I’ve been thinking recently about Python API design (as one does, in their mid 20s). I’m someone who cares deeply writing performant code, so I often turn to threading, multiprocessing or asyncio when dealing with IO-bound work (which is the majority of python applications).

I was looking at the API design for concurrent.futures.ProcessPoolExecutor/ThreadPoolExecutor.submit(), which looks something like:

def cpu_bound_function(val, *, keyword_arg):
    ...
 
# or ThreadPoolExecutor()
with ProcessPoolExecutor() as executor:
    task = executor.submit(cpu_bound_function, 5, keyword_arg=10)

And asyncio.TaskGroup.create_task(), which looks something like:

async def io_bound_function(val, *, keyword_arg):
    ...
 
async with TaskGroup() as tg:
    task = tg.create_task(io_bound_function(5, keyword_arg=10))

The question is: Why are these APIs different? Or, why can’t ProcessPoolExecutor/ThreadPoolExecutor use the nicer, ergonomic API of asyncio.TaskGroup.create_task()?

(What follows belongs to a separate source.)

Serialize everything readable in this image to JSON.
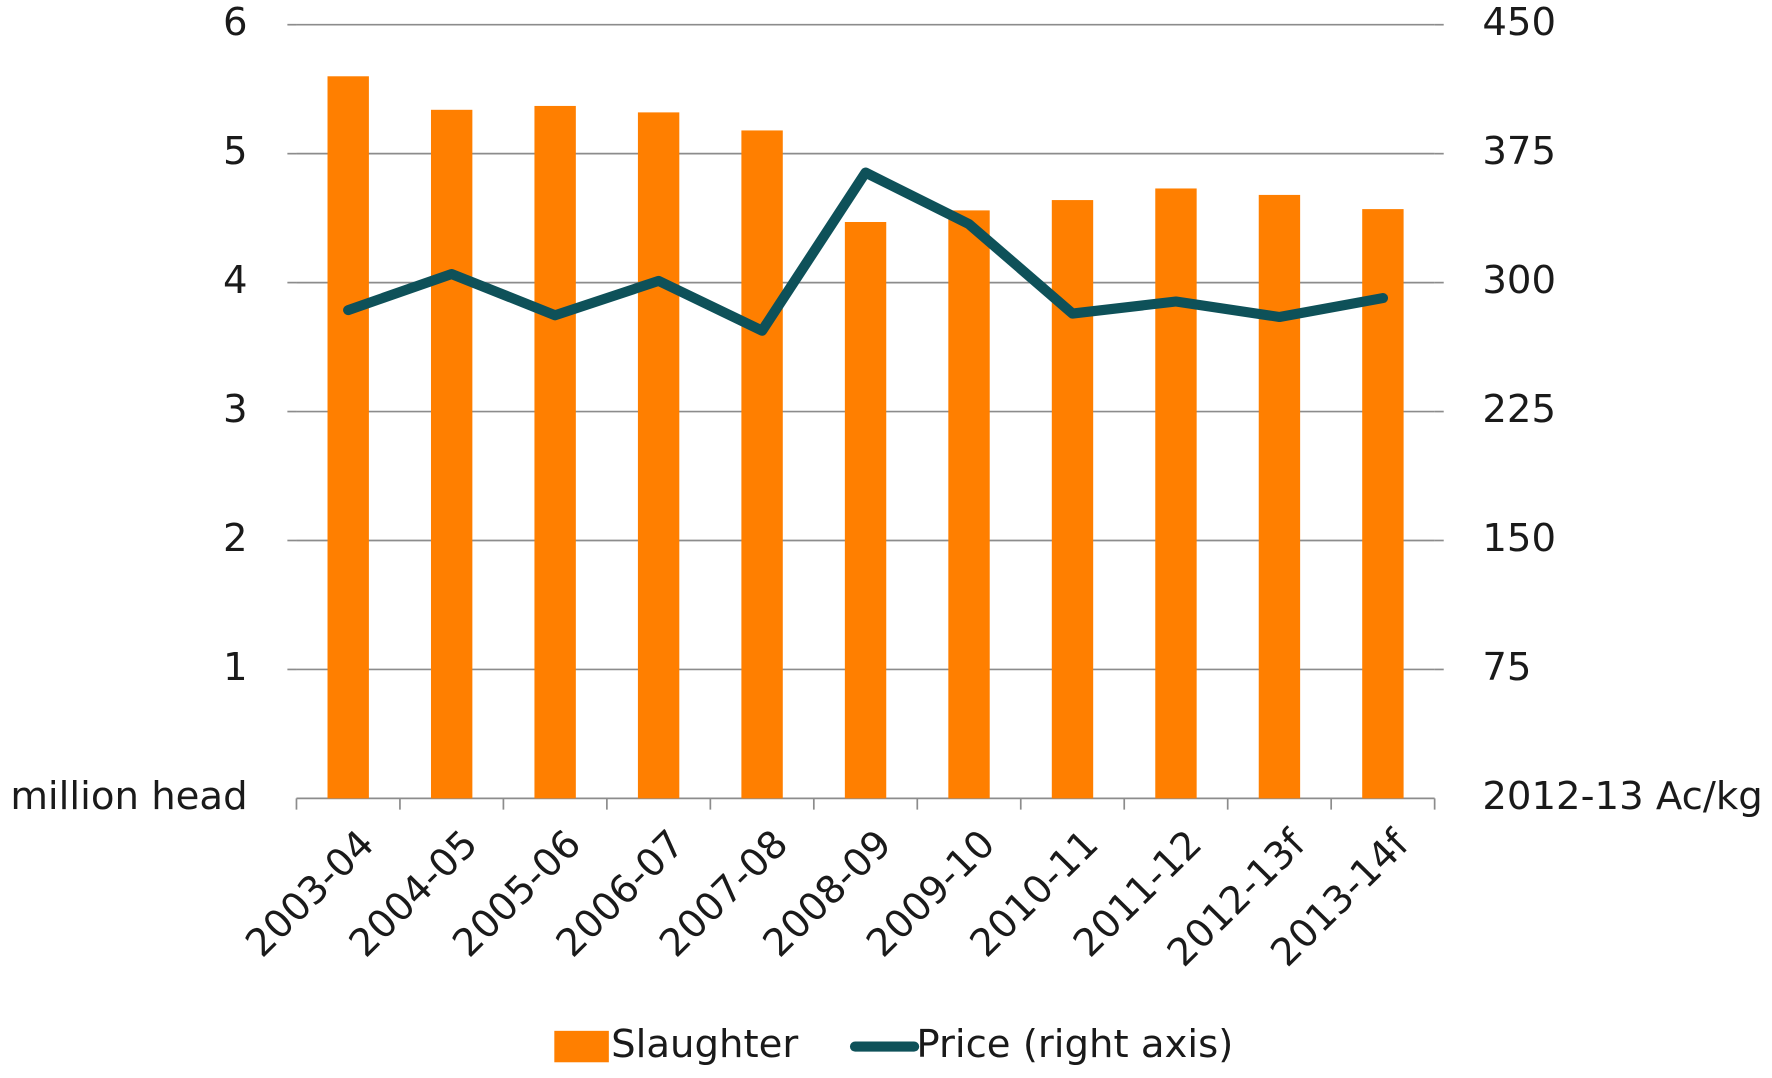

I like the question because if you understand how async code works (not even necessarily in python, this same logic applies to Javascript promises or Rust Futures) then it’s immediately obvious. Additionally, if you have a minimum understanding of threading/multiprocessing as a concept, it’s obvious.

If it isn’t obvious to you: time to study :)

Appendix: What LLMs say

This isn’t a particularly esoteric question or anything, but I wanted to see what LLMs think about it. The prompt was exactly the text above, with the first and last paragraphs excluded. Here’s what a few of them say.

Verdict: the LLMs know, and they all give what I would classify as great answers.